A nova meta para o resultado das contas públicas deste ano, o chamado superávit primário, de 4,25% do Produto Interno Bruto (PIB), segundo anunciou nesta sexta-feira o ministro da Fazenda, Antônio Palocci, exigirá cortes de R$ 8 bilhões. O PIB atual está em R$ 1,6 trilhão. O governo se propõe a fazer uma economia maior, passando a meta de R$ 60 bilhões para R$ 68 bilhões. Ou seja, o esforço fiscal adicional será de R$ 8 bilhões.

O dado se refere ao superávit primário do setor público consolidado, ou seja, a diferença entre receitas e despesas (exceto gastos com juros) dos governos federal, estaduais, municipais e empresas estatais. A maior parte do aperto virá de cortes no Orçamento de 2003, que serão discutidos na próxima segunda-feira numa reunião do presidente Luiz Inácio Lula da Silva com todo o ministério.

Somente nesta reunião será divulgada a forma com que se pretende chegar ao superávit de R$ 68 bilhões, ou como serão as receitas e as despesas, e quanto será necessário para conter os gastos nos ministérios. Também nos próximos dias, serão detalhadas as metas do Ministério da Fazenda para este ano, que deixarão mais claro como o governo pretende atingir esse resultado fiscal.

“Nós tínhamos a preocupação que o superávit de 3,75% do PIB seria insuficiente para cumprir o objetivo de estabilizar a dívida”, disse Palocci. Ele afirmou que o resultado obtido no ano passado, de 3,91% do PIB, foi “uma evolução importante”, mas que um resultado ainda maior deveria ser perseguido para fazer “o necessário para garantir a sustentabilidade da dívida.”

A nova meta, combinada com a evolução das reformas econômicas, deverá proporcionar uma queda da dívida pública como proporção do PIB neste ano. O ministro informou que 4,25% não é nem o menor superávit possível, nem o maior a que os técnicos conseguiram chegar, mas o nível considerado necessário. “A meta guarda um grau de realismo com as dificuldades enfrentadas pelo País, mas nossa meta é também preservar a política social do governo”, disse Palocci.

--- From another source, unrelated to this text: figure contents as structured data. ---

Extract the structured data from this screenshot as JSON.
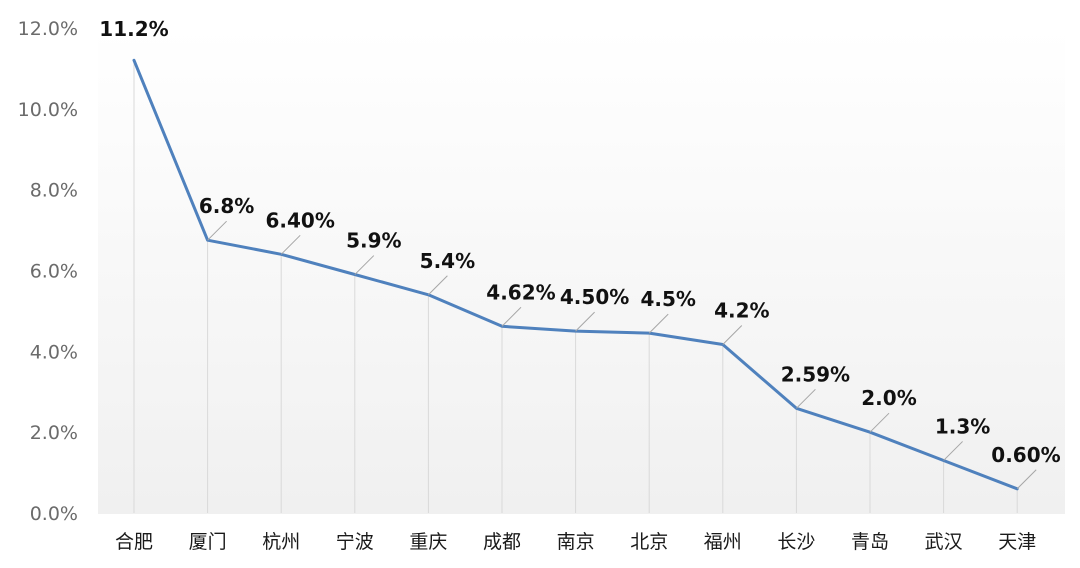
{
  "chart_data": {
    "type": "line",
    "title": "",
    "xlabel": "",
    "ylabel": "",
    "categories": [
      "合肥",
      "厦门",
      "杭州",
      "宁波",
      "重庆",
      "成都",
      "南京",
      "北京",
      "福州",
      "长沙",
      "青岛",
      "武汉",
      "天津"
    ],
    "series": [
      {
        "values": [
          11.2,
          6.75,
          6.4,
          5.9,
          5.4,
          4.62,
          4.5,
          4.45,
          4.17,
          2.59,
          2.0,
          1.3,
          0.6
        ],
        "data_labels": [
          "11.2%",
          "6.8%",
          "6.40%",
          "5.9%",
          "5.4%",
          "4.62%",
          "4.50%",
          "4.5%",
          "4.2%",
          "2.59%",
          "2.0%",
          "1.3%",
          "0.60%"
        ]
      }
    ],
    "ylim": [
      0,
      12
    ],
    "yticks": [
      "0.0%",
      "2.0%",
      "4.0%",
      "6.0%",
      "8.0%",
      "10.0%",
      "12.0%"
    ],
    "grid": "vertical drop lines",
    "legend": "none",
    "colors": {
      "line": "#4f81bd",
      "dropline": "#d9d9d9",
      "leader": "#a6a6a6",
      "background_gradient": "#f2f2f2"
    }
  }
}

Segundo o ministro, a meta foi calculada levando em conta um “esforço fiscal”, mas os gastos em projetos sociais serão preservados. “Estou seguro que uma política fiscal firme só tem impactos positivos na economia”, afirmou Palocci, quando questionado sobre o custo social da nova meta. “A nossa política não favorece as bolhas de crescimento, mas um crescimento sustentado.”

O ministro disse que um quadro de estabilidade macroeconômica é pré-condição para a retomada do crescimento econômico e para iniciar as mudanças pretendidas pelo governo. “E esse ponto não é só retórico, ele traz a questão social como estruturante”, afirmou. Segundo Palocci, “atacar a desigualdade na distribuição de renda no País é inadiável.”

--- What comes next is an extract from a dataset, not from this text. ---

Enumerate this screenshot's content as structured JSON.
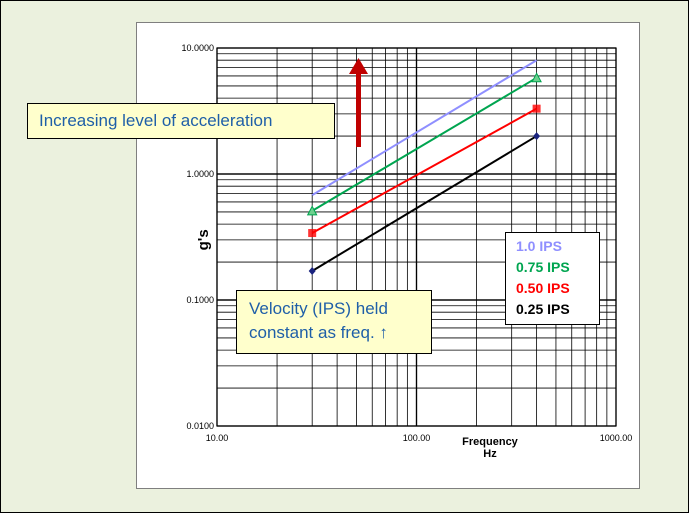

Palocci disse que o presidente Lula participou da decisão sobre a nova meta. “Ele tem debatido a questão fiscal desde a eleição”, afirmou o ministro, citando a Carta ao Povo Brasileiro, divulgada em julho do ano passado e pela qual o então candidato apontava a postura na economia. Nela, o presidente se compromete a perseguir o nível de superávit primário necessário para manter o endividamento público sob controle.

O ministro disse ainda estar certo de que o FMI, que chega ao País na próxima semana, não se oporá à nova meta. Ele afirmou que, antes mesmo da posse, havia conversado com integrantes do Fundo e dito que a decisão quanto ao resultado primário seria decidida pelo Brasil de forma autônoma. Segundo o ministro, não houve oposição quanto a isso.